2 thoughts on “Impacts of Tying Minnesota’s Electoral Votes to the National Popular Vote”

  1. I just spent the last semester doing a project on compulsory voting. In a compulsory voting scenario, the newly enfranchised will be the voters who felt like their issues were not addressed (in the case of the societally marginalized) or that the issues were not addressed to their satisfaction (independents), and hence that their vote didn’t matter. So one of the arguments in favor of compulsory voting is that is has a similar impact on campaigning as you’ve described in this popular vote scenario.

    Whether this all makes sense is obviously an entirely different question than whether it’s feasible.

    If you need to expand GOTV, I’d think this requires even more campaign infrastructure than already exists, which is saying a lot, considering how Organizing for America works. As long as the current campaign finance situation remains, all that money will be there, though. It might encourage even more money to flow in than was going to in the first place, if that’s possible.

    Is it better? Without a clear picture but with no obvious red flags, I think it’s worth a try. The collateral impact on congressional/senate/state/local races would be interesting to see. The 3rd party candidate effect would get a lot more attention.

  2. Looks like there’s a flub in your introductory sentence — we can’t really cast our electoral votes for the way the electoral college has voted.

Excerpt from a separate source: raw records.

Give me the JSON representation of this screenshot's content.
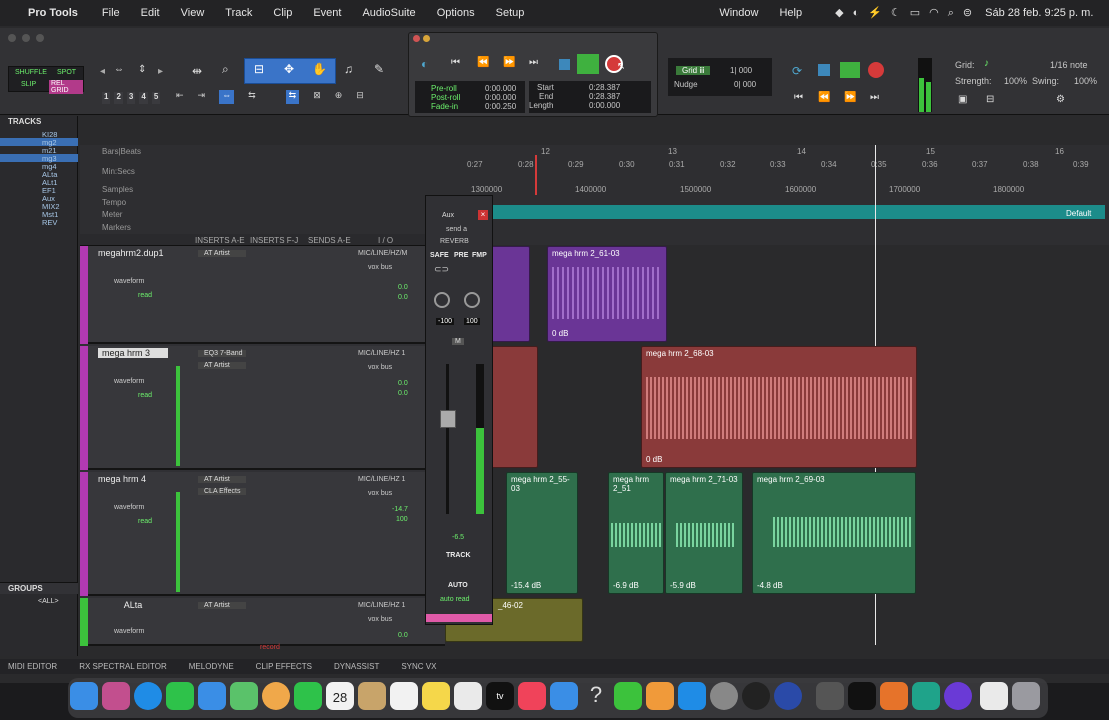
{
  "menubar": {
    "apple": "",
    "app": "Pro Tools",
    "items": [
      "File",
      "Edit",
      "View",
      "Track",
      "Clip",
      "Event",
      "AudioSuite",
      "Options",
      "Setup",
      "Window",
      "Help"
    ],
    "clock": "Sáb 28 feb.  9:25 p. m."
  },
  "toolbar": {
    "modes": [
      "SHUFFLE",
      "SPOT",
      "SLIP",
      "REL GRID"
    ],
    "zoom_presets": [
      "1",
      "2",
      "3",
      "4",
      "5"
    ],
    "grid_label": "Grid:",
    "grid_value": "1/16 note",
    "strength_label": "Strength:",
    "strength_value": "100%",
    "swing_label": "Swing:",
    "swing_value": "100%",
    "grid_counter": "1| 000",
    "nudge_label": "Nudge",
    "nudge_value": "0| 000"
  },
  "transport": {
    "preroll_label": "Pre-roll",
    "preroll_value": "0:00.000",
    "postroll_label": "Post-roll",
    "postroll_value": "0:00.000",
    "fadein_label": "Fade-in",
    "fadein_value": "0:00.250",
    "start_label": "Start",
    "start_value": "0:28.387",
    "end_label": "End",
    "end_value": "0:28.387",
    "length_label": "Length",
    "length_value": "0:00.000"
  },
  "sidebar": {
    "tracks_title": "TRACKS",
    "track_list": [
      "KI28",
      "mg2",
      "m21",
      "mg3",
      "mg4",
      "ALta",
      "ALt1",
      "EF1",
      "Aux",
      "MIX2",
      "Mst1",
      "REV"
    ],
    "groups_title": "GROUPS",
    "groups_all": "<ALL>"
  },
  "rulers": {
    "labels": [
      "Bars|Beats",
      "Min:Secs",
      "Samples",
      "Tempo",
      "Meter",
      "Markers"
    ],
    "bars": [
      "12",
      "13",
      "14",
      "15",
      "16"
    ],
    "mins": [
      "0:27",
      "0:28",
      "0:29",
      "0:30",
      "0:31",
      "0:32",
      "0:33",
      "0:34",
      "0:35",
      "0:36",
      "0:37",
      "0:38",
      "0:39"
    ],
    "samples": [
      "1300000",
      "1400000",
      "1500000",
      "1600000",
      "1700000",
      "1800000"
    ],
    "meter_default": "Default"
  },
  "edit_columns": [
    "INSERTS A-E",
    "INSERTS F-J",
    "SENDS A-E",
    "I / O"
  ],
  "tracks": [
    {
      "name": "megahrm2.dup1",
      "io": "MIC/LINE/HZ/M",
      "bus": "vox bus",
      "vol": "0.0",
      "pan": "0.0",
      "insert": "AT Artist",
      "view": "waveform",
      "auto": "read"
    },
    {
      "name": "mega hrm 3",
      "io": "MIC/LINE/HZ 1",
      "bus": "vox bus",
      "vol": "0.0",
      "pan": "0.0",
      "insert": "EQ3 7-Band",
      "insert2": "AT Artist",
      "view": "waveform",
      "auto": "read"
    },
    {
      "name": "mega hrm 4",
      "io": "MIC/LINE/HZ 1",
      "bus": "vox bus",
      "vol": "-14.7",
      "pan": "100",
      "insert": "AT Artist",
      "insert2": "CLA Effects",
      "view": "waveform",
      "auto": "read"
    },
    {
      "name": "ALta",
      "io": "MIC/LINE/HZ 1",
      "bus": "vox bus",
      "vol": "0.0",
      "insert": "AT Artist",
      "view": "waveform",
      "auto": "record"
    }
  ],
  "clips": [
    {
      "name": "mega hrm 2_61-03",
      "gain": "0 dB"
    },
    {
      "name": "mega hrm 2_68-03",
      "gain": "0 dB"
    },
    {
      "name": "mega hrm 2_55-03",
      "gain": "-15.4 dB"
    },
    {
      "name": "mega hrm 2_51",
      "gain": "-6.9 dB"
    },
    {
      "name": "mega hrm 2_71-03",
      "gain": "-5.9 dB"
    },
    {
      "name": "mega hrm 2_69-03",
      "gain": "-4.8 dB"
    },
    {
      "name": "_46-02",
      "gain": ""
    }
  ],
  "mixer": {
    "name": "Aux",
    "send": "send a",
    "bus": "REVERB",
    "safe": "SAFE",
    "pre": "PRE",
    "fmp": "FMP",
    "pan_l": "-100",
    "pan_r": "100",
    "m": "M",
    "fader": "-6.5",
    "track": "TRACK",
    "auto": "AUTO",
    "auto_mode": "auto read"
  },
  "bottombar": [
    "MIDI EDITOR",
    "RX SPECTRAL EDITOR",
    "MELODYNE",
    "CLIP EFFECTS",
    "DYNASSIST",
    "SYNC VX"
  ],
  "dock": {
    "calendar_day": "28"
  }
}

A little chicken-and-egg problem there.

    Anyway, I hadn’t really been convinced about the value of tying electoral votes to the popular vote until watching this conversation on “Up with Chris Hayes” from October 28th. (There was also a good follow-up piece from Hendrik Hertzberg of the New Yorker.) I think they had some graphics attempting to show how the swing states were completely flooded with money this year, and they pointed out that even within those states, the advertising and campaigning was targeted at a small subset of the population. The political conversation also gets limited to the small set of issues that those swing voters in those swing counties of those swing states care most deeply about (or at least what the small subset of them who respond to pollsters say they care about).

    Prior to watching that, I mostly just felt that the electoral college was not so bad since it tends to act as an amplifier of the result of the popular vote — usually it swings in the same direction as the popular vote, but not always. But after watching those points be made, it explained so much about why people don’t get interested in politics. It was really compelling to think about all of the deeply important topics that get tossed aside just because someone in suburban Ohio is sitting there in denial of reality.